Fontaine’s new work displays a variety of approaches, wavering between slick, gridded rectangles and squares, and compositions with less ordered rows of squares. Included are several works that might point a way toward more adventurous, less predictable compositions. Along more ordered lines, the “Spectrum” series stacks squares of varying colors five-atop-five that distantly echo Bauhaus master Josef Albers, but with none of his theoretical impact. More blurry and nuanced due to Fontaine’s process, “Nos. 1, 2 and 3” are impressive, poetic and faintly recessive in their presence. This is one point at which their autonomy from mere decoration is heightened. “No. 2,” however, a study in 25 different shades of gray, resists this tug by going in the other direction: it is so un-chromatic and minimal that its darkened lower third pulls tremendous visual weight.

“No. 4” consists of four interlocking diamonds, each with its own four diamonds of alternating blue, pink and orange. Here, too, especially with a sense of each “tile” positioned in relatively deep relief, any surface activity is highlighted by the strong material presence alone.

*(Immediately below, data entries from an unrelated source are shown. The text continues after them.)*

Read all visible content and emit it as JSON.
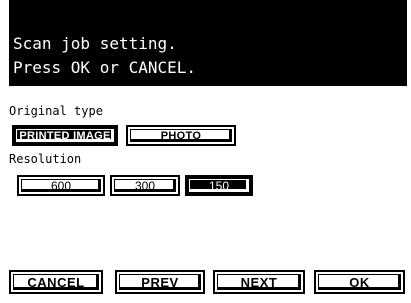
{
  "message": {
    "line1": "Scan job setting.",
    "line2": "Press OK or CANCEL."
  },
  "original_type": {
    "label": "Original type",
    "options": [
      "PRINTED IMAGE",
      "PHOTO"
    ],
    "selected": "PRINTED IMAGE"
  },
  "resolution": {
    "label": "Resolution",
    "options": [
      "600",
      "300",
      "150"
    ],
    "selected": "150"
  },
  "footer": {
    "cancel": "CANCEL",
    "prev": "PREV",
    "next": "NEXT",
    "ok": "OK"
  }
}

“X2” and “SRK” allude to possible landscapes with their upper blue “skies” and lower red-brown “earth” areas. A punctured circle outline overlays “X2” while the staggered brick pattern of “SRK” reduces color to a blue-red dialectic. Bigger and even simpler, “A70” has two white breathing spaces among red and blue squares above four three-foot-wide bands of, respectively, blue, yellow, red and pink.

Fontaine’s strategy of a narrow palette may inadvertently punch up a decorative or design potential throughout, but fortunately evades that charge in three final works that point toward more complicated fields of imagery, mark making, and use of color.

“EAG” stretches the staggered brick motif to an upper-lower-middle configuration so the taller middle section actually suggests looking through the window of an industrial building toward sunlight. With a lot more to look at, “EAG” also introduces multi-colored diagonals pointing toward its center. In “LO97,” four high-relief “shelves” hem in 20 vertical zigzags that illustrate a welcome, wider spectrum. Ambiguous and conflicted, color seems about to be released — or further absorbed into the shimmering gray background.

Finally, all rules are broken in “YRK-1.” Drawing on early 20th-century American synchromism (see Stanton Macdonald-Wright) and middle-period Paul Klee, Fontaine pits tilting color posts against a lower quilt of vivid color squares. While he cannot resist the safety of the by-now oppressive black outlines of the four rows of staggered see-through shapes, this degree of risk and freedom in Fontaine is nevertheless encouraging. Only three by two feet, “YRK-1” and its future ilk must be expanded and proceed from such a glowing example.